Many US consumers got head start on 'Black Friday'
"Black Friday" has kicked off with a new batch of "doorbuster" sales and promotions, but online shopping data show that US consumers have already been spending big for weeks.
E-commerce shoppers in the United States have already spent $76 billion since early November, up more than 20 percent from the year-ago period, according to data from software company Adobe.
The jump has added to retailer optimism about the season, suggesting some shoppers heeded calls from chains to purchase items early this season after port backlogs and other supply chain problems prompted worries earlier in the fall about widespread shortages.
Toys led the buying spree, jumping some 261 percent compared with November 2019, with Adobe pointing to actions by "anxious parents increasingly aware of supply chain challenges."
The National Retail Federation projects overall spending could rise as much as 10.5 percent to $859 billion.
Retailers and market watchers are broadly optimistic about the holiday shopping season in light of low unemployment and relatively strong household finances, due in part to US pandemic relief programs.
Countering those positive trends are spiking consumer prices that have affected household staples such as food and fuel, and lingering supply chain problems that are leading to frequent "out of stock" notices on websites and in shopping aisles.

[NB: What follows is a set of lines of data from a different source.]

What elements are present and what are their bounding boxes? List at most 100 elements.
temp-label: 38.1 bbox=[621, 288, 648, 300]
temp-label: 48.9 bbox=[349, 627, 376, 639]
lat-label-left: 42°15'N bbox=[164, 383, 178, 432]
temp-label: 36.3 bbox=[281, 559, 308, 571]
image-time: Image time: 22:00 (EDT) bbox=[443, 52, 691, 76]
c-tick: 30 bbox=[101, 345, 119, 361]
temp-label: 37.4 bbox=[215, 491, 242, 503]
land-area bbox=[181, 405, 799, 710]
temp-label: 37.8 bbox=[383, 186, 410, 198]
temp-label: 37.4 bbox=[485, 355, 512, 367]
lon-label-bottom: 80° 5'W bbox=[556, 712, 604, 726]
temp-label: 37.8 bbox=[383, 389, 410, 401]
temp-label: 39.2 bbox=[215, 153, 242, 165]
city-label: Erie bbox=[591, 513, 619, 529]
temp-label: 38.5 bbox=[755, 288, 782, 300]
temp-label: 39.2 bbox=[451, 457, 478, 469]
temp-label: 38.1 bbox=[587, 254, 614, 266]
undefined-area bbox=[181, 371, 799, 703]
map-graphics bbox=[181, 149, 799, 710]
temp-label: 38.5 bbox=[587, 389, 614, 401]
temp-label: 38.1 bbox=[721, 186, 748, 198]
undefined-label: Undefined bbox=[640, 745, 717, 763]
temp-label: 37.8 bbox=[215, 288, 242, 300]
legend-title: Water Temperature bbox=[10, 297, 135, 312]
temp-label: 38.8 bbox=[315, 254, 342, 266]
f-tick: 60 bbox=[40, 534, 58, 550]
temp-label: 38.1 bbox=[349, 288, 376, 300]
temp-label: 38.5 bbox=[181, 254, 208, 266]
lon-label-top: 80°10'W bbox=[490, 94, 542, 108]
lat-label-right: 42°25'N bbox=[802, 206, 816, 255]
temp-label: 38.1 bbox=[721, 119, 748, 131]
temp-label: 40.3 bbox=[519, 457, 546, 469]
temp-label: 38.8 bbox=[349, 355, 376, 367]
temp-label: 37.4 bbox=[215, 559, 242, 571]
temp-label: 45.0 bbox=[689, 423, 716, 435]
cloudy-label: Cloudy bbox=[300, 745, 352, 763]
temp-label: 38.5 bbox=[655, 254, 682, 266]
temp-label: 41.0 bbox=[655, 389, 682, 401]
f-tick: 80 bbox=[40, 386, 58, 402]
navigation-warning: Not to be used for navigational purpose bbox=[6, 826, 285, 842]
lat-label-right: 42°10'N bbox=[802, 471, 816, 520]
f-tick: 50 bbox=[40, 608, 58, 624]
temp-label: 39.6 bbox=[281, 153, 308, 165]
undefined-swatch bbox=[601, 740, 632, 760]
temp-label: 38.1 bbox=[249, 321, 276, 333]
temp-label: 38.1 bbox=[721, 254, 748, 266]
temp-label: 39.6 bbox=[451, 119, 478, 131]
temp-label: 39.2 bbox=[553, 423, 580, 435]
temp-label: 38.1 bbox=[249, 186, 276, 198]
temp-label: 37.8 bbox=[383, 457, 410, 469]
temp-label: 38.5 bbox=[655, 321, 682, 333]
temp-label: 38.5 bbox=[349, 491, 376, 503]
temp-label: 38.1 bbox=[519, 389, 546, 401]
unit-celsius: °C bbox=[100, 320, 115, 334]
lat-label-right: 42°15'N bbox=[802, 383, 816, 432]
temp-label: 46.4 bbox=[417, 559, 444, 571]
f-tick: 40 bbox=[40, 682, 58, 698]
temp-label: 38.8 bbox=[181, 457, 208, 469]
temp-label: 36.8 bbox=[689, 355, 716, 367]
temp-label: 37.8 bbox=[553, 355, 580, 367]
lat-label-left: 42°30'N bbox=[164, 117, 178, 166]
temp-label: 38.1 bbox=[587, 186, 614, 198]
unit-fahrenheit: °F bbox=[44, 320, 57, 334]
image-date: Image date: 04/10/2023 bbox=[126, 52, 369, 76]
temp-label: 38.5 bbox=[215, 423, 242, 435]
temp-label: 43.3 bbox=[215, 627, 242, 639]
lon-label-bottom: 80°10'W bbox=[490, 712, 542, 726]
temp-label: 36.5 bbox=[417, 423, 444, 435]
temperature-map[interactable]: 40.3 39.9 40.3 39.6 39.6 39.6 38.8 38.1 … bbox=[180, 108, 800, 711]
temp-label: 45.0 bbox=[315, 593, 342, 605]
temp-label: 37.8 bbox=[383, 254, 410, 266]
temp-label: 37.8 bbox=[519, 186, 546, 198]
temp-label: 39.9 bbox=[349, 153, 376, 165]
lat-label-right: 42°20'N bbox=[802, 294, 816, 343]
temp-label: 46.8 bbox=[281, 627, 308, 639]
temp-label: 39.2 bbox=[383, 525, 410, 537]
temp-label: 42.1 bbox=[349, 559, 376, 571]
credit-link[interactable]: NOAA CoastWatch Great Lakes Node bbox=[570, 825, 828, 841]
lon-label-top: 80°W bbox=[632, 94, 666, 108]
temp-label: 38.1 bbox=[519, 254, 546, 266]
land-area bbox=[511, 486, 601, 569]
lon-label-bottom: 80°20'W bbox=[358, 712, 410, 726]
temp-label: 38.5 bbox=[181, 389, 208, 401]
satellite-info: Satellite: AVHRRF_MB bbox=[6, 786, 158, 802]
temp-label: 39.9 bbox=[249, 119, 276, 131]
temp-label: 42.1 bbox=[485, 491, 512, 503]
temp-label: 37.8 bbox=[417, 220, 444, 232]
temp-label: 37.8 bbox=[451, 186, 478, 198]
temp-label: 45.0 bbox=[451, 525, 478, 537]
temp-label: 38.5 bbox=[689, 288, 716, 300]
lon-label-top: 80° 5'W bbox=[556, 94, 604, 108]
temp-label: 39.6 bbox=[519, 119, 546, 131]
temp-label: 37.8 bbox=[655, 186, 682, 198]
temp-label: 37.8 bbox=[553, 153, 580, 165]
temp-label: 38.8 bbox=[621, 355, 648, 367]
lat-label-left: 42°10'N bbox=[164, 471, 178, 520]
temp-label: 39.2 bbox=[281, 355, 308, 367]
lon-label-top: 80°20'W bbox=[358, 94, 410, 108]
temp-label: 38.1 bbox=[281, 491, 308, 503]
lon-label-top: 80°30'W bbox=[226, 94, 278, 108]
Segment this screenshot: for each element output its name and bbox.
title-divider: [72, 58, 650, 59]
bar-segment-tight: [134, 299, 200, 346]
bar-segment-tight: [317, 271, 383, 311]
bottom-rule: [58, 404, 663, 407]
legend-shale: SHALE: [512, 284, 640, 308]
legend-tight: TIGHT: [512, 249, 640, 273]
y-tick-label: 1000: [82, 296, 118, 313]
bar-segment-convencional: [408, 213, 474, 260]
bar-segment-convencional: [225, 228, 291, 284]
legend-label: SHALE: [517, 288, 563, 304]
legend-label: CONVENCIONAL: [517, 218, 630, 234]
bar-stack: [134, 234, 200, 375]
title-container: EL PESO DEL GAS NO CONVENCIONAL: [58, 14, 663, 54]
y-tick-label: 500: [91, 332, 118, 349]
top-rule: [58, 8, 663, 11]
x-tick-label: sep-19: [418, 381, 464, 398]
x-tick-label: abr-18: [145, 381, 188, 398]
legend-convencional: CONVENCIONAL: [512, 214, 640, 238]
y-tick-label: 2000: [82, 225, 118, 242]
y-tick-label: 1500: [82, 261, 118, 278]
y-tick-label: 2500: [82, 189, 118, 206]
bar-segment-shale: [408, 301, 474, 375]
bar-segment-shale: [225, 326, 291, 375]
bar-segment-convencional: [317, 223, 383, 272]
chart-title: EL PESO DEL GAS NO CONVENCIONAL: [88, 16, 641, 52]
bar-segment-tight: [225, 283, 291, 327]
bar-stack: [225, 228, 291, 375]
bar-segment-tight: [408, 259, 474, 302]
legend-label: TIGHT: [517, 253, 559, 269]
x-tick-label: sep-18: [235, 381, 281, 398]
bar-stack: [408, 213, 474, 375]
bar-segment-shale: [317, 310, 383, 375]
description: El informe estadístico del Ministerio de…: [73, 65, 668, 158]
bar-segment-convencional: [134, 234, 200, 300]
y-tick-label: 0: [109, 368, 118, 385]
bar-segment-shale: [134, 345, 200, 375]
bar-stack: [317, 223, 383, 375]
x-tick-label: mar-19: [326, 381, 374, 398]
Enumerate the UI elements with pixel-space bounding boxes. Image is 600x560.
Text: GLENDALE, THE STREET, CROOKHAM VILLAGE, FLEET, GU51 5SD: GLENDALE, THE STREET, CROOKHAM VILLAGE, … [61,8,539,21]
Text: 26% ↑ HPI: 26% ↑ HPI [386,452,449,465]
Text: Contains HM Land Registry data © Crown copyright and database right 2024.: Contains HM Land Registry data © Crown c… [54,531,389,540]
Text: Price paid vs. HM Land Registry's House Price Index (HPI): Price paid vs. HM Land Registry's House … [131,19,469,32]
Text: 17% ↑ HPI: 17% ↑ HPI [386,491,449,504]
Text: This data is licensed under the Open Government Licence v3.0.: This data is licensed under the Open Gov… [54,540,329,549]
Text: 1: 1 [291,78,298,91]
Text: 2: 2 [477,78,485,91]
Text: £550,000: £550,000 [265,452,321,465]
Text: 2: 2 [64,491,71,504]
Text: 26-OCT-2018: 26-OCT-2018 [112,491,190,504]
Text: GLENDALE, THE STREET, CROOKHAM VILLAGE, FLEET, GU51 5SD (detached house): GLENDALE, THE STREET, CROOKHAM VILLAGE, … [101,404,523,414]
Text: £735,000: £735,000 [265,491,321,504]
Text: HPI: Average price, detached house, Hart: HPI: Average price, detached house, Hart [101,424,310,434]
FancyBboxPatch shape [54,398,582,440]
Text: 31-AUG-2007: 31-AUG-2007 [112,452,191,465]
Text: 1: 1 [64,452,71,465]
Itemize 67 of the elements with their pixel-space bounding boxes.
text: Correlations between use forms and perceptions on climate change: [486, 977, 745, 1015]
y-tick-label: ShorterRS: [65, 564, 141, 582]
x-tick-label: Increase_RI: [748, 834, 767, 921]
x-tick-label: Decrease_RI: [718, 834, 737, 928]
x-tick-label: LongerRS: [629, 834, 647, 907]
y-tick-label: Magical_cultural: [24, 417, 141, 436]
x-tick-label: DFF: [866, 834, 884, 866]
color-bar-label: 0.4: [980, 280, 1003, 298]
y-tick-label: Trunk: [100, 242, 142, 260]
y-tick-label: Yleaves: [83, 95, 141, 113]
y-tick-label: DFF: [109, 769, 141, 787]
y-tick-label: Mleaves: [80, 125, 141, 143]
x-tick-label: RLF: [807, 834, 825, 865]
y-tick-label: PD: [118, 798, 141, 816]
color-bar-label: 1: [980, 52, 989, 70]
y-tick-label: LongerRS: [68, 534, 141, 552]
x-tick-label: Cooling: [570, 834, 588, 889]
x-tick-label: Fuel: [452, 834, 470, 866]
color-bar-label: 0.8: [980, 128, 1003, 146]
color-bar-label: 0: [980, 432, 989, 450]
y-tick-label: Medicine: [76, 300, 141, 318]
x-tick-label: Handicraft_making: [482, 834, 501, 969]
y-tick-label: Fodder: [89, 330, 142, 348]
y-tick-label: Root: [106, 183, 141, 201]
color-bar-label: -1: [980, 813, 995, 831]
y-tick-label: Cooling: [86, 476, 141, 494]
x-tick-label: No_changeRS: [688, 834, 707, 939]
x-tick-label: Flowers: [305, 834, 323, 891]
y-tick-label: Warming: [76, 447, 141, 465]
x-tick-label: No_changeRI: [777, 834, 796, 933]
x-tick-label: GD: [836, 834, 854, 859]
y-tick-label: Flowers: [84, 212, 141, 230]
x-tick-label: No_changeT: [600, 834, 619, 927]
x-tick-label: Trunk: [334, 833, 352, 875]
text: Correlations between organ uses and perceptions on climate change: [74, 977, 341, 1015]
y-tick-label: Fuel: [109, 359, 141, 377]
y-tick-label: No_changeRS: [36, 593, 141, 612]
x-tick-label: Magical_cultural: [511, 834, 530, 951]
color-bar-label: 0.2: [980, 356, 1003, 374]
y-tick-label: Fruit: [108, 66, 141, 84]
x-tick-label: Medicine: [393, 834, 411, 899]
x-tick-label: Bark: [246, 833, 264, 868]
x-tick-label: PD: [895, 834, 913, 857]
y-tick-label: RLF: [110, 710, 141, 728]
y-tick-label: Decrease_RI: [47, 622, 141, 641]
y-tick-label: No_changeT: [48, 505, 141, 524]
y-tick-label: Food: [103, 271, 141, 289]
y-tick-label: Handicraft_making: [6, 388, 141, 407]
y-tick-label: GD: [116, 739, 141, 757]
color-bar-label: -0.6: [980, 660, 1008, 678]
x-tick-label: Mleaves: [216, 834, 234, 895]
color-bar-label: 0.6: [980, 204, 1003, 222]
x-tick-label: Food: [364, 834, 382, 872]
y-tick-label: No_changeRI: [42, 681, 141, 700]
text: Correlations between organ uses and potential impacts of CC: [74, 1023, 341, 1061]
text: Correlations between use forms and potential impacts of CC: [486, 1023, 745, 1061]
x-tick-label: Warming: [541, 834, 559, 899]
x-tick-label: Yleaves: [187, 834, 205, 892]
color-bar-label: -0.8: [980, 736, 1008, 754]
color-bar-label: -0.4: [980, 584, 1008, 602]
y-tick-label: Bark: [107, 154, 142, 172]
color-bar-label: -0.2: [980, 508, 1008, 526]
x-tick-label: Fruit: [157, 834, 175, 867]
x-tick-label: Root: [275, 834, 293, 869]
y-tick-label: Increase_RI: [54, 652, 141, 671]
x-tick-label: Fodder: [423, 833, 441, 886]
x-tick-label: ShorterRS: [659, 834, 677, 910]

Another wildcard has been Covid-19. On Friday, global stock markets tumbled on worries the latest strain of the virus found in South Africa could derail the global recovery.
To navigate these difficult conditions, retailers have taken extraordinary steps such as importing and storing items earlier than usual, ordering shipments by air freight and in some cases even chartering their own vessels.
But chains have had mixed results when it comes to ensuring supply, with big box stores such as Walmart and Target building inventories, but some other outlets such as Gap and Nordstrom reporting lost sales due to gaps in their stock.